Another idea floated by François Villeroy de Galhau, who heads the Banque de France, is tweaking policies on the collateral that banks must post when they come to the ECB for funding, so that so-called brown bonds would get a bigger haircut than green ones. (In finance, the term haircut refers to the difference between an asset’s market value and the amount that can be used as collateral for a loan.)
There are areas in which the ECB can have a freer hand in making changes. Like many institutional investors, it has become more environmentally mindful in the pension-fund investments it makes on behalf of its more than 3,700 employees.
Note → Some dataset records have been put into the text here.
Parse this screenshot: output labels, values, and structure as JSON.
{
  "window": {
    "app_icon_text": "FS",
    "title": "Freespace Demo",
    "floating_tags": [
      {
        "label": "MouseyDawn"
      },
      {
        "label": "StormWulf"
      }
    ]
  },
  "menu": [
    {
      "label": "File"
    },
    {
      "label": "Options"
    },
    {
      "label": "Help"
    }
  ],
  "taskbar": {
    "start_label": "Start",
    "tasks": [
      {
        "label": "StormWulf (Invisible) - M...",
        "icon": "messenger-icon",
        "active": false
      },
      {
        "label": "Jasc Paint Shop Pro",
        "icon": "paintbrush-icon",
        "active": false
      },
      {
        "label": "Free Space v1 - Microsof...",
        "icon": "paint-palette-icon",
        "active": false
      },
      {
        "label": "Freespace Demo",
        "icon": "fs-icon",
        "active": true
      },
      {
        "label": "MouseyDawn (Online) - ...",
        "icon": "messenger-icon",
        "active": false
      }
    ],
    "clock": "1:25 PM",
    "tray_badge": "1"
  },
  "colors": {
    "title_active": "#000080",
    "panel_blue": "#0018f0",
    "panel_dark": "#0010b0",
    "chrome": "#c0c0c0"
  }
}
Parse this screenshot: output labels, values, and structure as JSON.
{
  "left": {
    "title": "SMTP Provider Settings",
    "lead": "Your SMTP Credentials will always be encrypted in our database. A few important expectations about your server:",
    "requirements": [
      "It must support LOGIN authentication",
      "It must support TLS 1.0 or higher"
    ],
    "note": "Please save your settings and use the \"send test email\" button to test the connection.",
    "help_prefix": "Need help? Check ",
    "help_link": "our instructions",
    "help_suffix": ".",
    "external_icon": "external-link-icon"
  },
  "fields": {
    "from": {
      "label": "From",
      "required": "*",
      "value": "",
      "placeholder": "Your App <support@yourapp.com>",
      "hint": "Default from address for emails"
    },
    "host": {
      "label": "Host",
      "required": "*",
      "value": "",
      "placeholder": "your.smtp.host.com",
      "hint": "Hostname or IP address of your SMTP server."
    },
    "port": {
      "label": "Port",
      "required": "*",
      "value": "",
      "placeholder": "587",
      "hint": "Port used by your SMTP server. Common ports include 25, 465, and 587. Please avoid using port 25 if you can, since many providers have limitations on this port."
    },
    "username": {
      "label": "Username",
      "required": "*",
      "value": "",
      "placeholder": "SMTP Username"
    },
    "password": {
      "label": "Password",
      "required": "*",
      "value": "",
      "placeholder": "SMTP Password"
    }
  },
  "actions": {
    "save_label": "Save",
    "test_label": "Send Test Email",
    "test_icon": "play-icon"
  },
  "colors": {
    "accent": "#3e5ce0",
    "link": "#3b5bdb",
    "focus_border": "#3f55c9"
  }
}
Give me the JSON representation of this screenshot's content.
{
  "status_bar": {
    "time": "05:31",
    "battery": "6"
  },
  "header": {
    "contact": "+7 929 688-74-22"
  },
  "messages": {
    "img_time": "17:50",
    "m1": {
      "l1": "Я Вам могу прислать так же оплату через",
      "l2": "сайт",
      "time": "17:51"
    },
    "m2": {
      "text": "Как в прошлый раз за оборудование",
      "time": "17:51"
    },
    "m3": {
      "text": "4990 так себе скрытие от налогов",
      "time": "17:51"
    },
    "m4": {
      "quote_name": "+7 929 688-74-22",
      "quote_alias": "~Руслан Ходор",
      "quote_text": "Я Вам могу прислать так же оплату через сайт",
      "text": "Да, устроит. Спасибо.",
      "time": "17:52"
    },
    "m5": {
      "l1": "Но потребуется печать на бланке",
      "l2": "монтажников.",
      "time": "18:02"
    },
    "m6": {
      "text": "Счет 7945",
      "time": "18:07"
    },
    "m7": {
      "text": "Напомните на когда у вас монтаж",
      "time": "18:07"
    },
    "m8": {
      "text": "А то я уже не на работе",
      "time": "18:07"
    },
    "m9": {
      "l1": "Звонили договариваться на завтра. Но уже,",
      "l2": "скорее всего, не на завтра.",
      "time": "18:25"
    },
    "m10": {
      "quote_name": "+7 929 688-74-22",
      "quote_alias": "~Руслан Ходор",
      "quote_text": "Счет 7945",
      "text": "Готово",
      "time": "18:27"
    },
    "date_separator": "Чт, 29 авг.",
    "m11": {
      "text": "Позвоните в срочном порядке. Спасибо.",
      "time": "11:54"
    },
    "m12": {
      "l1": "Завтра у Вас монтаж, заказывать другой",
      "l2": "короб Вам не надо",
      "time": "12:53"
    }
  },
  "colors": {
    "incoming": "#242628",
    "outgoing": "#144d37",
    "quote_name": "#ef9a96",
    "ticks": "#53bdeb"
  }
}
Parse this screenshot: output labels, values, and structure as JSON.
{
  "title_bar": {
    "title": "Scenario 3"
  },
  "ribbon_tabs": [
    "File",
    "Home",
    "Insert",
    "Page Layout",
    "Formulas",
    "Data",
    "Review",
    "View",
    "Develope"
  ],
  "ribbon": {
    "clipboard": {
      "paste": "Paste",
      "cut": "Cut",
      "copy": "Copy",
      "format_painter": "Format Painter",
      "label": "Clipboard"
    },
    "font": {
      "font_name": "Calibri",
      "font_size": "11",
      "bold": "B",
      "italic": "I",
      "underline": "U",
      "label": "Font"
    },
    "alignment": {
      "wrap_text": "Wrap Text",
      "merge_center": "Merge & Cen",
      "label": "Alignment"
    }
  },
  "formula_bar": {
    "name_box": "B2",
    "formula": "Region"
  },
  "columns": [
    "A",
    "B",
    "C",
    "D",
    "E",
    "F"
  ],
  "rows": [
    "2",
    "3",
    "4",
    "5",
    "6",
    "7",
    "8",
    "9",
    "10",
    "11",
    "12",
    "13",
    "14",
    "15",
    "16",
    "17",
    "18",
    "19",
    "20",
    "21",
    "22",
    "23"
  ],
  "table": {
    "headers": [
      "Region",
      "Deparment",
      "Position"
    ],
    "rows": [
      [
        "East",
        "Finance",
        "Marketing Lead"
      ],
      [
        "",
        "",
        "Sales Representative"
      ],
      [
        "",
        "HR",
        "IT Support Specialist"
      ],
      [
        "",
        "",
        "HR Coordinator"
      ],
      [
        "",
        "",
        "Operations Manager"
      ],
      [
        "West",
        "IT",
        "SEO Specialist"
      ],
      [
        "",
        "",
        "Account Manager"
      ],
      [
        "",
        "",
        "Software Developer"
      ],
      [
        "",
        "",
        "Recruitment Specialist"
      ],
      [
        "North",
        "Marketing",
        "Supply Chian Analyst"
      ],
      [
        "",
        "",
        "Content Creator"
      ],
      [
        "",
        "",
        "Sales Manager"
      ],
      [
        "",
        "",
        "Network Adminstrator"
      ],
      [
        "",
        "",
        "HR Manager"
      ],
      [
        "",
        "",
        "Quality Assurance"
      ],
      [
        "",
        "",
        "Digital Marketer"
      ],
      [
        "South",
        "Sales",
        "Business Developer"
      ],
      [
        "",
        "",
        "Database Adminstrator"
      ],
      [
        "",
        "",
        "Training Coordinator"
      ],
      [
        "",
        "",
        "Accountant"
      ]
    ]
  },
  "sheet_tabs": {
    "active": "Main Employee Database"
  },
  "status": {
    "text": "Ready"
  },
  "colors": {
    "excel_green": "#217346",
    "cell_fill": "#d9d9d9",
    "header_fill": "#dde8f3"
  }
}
Lagarde isn’t he only central banker engaged with these issues. In 2015, then-Bank of England Governor Mark Carney told an audience of bankers in London that “the challenges currently posed by climate change pale in significance compared with what might come.” He argued that while setting climate policies falls to governments, central banks and other financial sector regulators are not entirely off the hook. “Financial policymakers do, however, have a clear interest in ensuring the financial system is resilient to any transition hastened by those decisions, and that it can finance the transition efficiently.” Two years later, a group of eight central banks and financial regulatory agencies started the Network for Greening the Financial System. Its membership has since grown to 69.
Some of Lagarde’s strongest support comes from Brussels, where European Commission President Ursula von der Leyen is shepherding the rollout of a Green Deal that envisages zeroing out Europe’s net carbon emissions by the middle of this century. Seeing governments push ahead with climate-friendly initiatives helps the ECB justify its own actions—supporting the region’s general economic policies is part of the central bank’s job.
James Nixon, whose work at Oxford Economics includes modeling the costs of climate change, believes that aligning monetary as well as fiscal policy on climate has the potential to slow global warming. “Fighting climate change will bring about the biggest industrial revolution the economy has ever seen,” he says. “It’s an enormous challenge, and central banks have a huge role to play.”